Consulto a Matthieu Carbonieri. Es de la opinión de matarlo esta noche. Quiere hacerlo él mismo. Cometo el error de impedírselo. Me repugna asesinar o dejar que alguien mate por simples apariencias. ¿Y si todo son imaginaciones de Bourset? El miedo puede hacerle ver las cosas al revés.
– Bonne Bouille, ¿has advertido algo de particular en Bébert Celier? -pregunto a Naric.
– Yo, no. He sacado el tonel a cuestas, para que el guardián de la puerta no pudiera ver dentro. Según habíamos convenido, yo debía pararme delante del vigilante sin bajar el tonel, en espera de que llegara mi cuñado. Era para que el árabe viese bien que no tenía ninguna prisa por salir y darle así confianza para que no registrara el tonel. Pero, después, mi cuñado me advirtió que creyó ver que Bébert Celier nos observaba atentamente.
– ¿Cuál es tu opinión?
– Que dada la importancia de esta pieza, que a primera vista denota que es para una balsa, mi cuñado estaba preocupado y tenía miedo. Ha creído ver más de lo que ha visto.
– También es ésa mi opinión. No hablemos más. Para la última pieza, averiguad antes de actuar dónde se encuentra Bébert Celíer. Tomad, respecto a él, las mismas precauciones que para un vigilante.
– Toda la noche la he pasado jugando de un modo disparatado a la marsellesa. He ganado siete mil francos. Cuanto más incoherentemente jugaba, más ganaba. A las cuatro y media, salgo a hacer lo que pudiéramos llamar mi servicio. Dejo al martiniqués que haga mi trabajo. La lluvia ha cesado y, aún de noche cerrada, voy al cementerio. Arreglo la tierra con los pies, pues no he conseguido encontrar la pala, pero mis zapatos hacen el mismo efecto. A las siete, cuando bajo a pescar, luce ya un sol maravilloso. Me dirijo hacia la punta sur de Royale, donde tengo la intención de botar la balsa. El mar está alto y terso.

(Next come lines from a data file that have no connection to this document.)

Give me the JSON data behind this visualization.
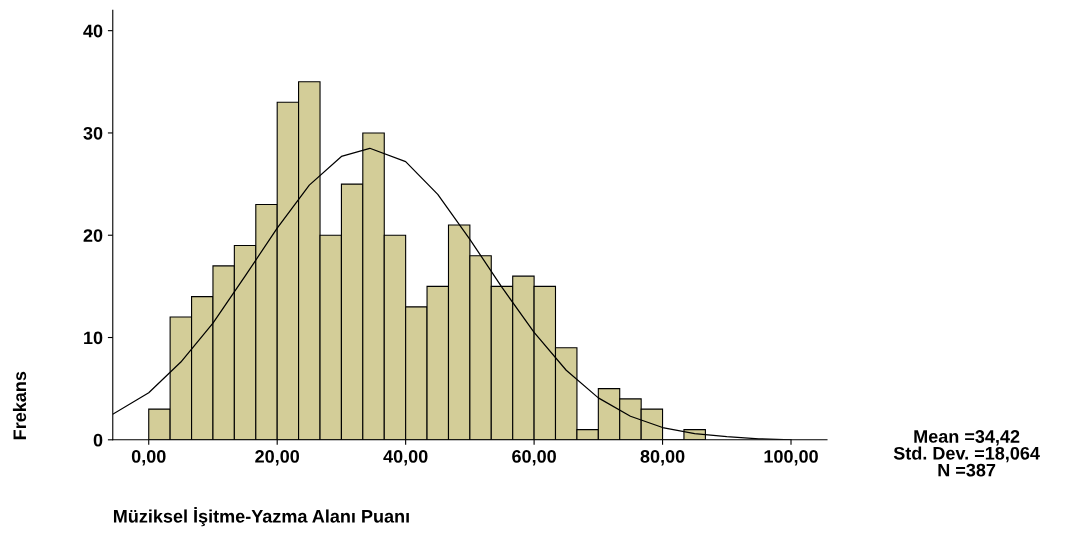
{
  "chart_data": {
    "type": "histogram",
    "xlabel": "Müziksel İşitme-Yazma Alanı Puanı",
    "ylabel": "Frekans",
    "bins": [
      0,
      3.33,
      6.67,
      10,
      13.33,
      16.67,
      20,
      23.33,
      26.67,
      30,
      33.33,
      36.67,
      40,
      43.33,
      46.67,
      50,
      53.33,
      56.67,
      60,
      63.33,
      66.67,
      70,
      73.33,
      76.67,
      80,
      83.33,
      86.67
    ],
    "values": [
      3,
      12,
      14,
      17,
      19,
      23,
      33,
      35,
      20,
      25,
      30,
      20,
      13,
      15,
      21,
      18,
      15,
      16,
      15,
      9,
      1,
      5,
      4,
      3,
      0,
      1
    ],
    "color": "#d3cd98",
    "series": [
      {
        "type": "line",
        "color": "#000000",
        "x": [
          -5.6,
          0,
          5,
          10,
          15,
          20,
          25,
          30,
          34.42,
          40,
          45,
          50,
          55,
          60,
          65,
          70,
          75,
          80,
          85,
          90,
          95,
          100
        ],
        "values": [
          2.5,
          4.6,
          7.6,
          11.4,
          16,
          20.7,
          24.9,
          27.7,
          28.5,
          27.2,
          24,
          19.6,
          14.9,
          10.5,
          6.8,
          4.1,
          2.3,
          1.2,
          0.6,
          0.3,
          0.1,
          0
        ]
      }
    ],
    "xlim": [
      -5.6,
      105.6
    ],
    "ylim": [
      0,
      42
    ],
    "xticks": [
      {
        "value": 0,
        "label": "0,00"
      },
      {
        "value": 20,
        "label": "20,00"
      },
      {
        "value": 40,
        "label": "40,00"
      },
      {
        "value": 60,
        "label": "60,00"
      },
      {
        "value": 80,
        "label": "80,00"
      },
      {
        "value": 100,
        "label": "100,00"
      }
    ],
    "yticks": [
      0,
      10,
      20,
      30,
      40
    ],
    "grid": false,
    "annotations": [
      "Mean =34,42\nStd. Dev. =18,064\nN =387"
    ]
  }
}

No sé nada, pero tengo la impresión de que no será fácil apartarse de la isla sin ser lanzados por una ola contra las rocas. Me pongo a pescar y, en seguida, capturo una gran cantidad de salmonetes de roca. En poquísimo tiempo, cobro más de cinco kilos. Termino, después de haberlos limpiado con agua de mar. Estoy muy preocupado y fatigado a causa de la noche pasada en aquella loca partida. Sentado a la sombra, me recupero diciéndome que esta tensión en que vivo desde hace más de tres meses toca a su fin, y, pensando en el caso de Celier, llego de nuevo a la conclusión de que no tengo derecho a asesinarlo.
Voy a ver a Matthieu. Desde el muro de su jardín, se ve bien la tumba. En la avenida, hay tierra. A mediodía, Carbonieri irá a barrerla. Paso por casa de Juliette y le doy la mitad del pescado. Me dice:
– Papillon, he soñado cosas malas de ti; te he visto lleno de sangre y, luego, encadenado. No cometas estupideces; sufriría demasiado si te pasase algo. Ese sueño me ha trastornado tanto, que ni siquiera me he lavado ni peinado. Con el catalejo buscaba dónde pescabas y no te he visto. ¿De dónde has sacado este pescado?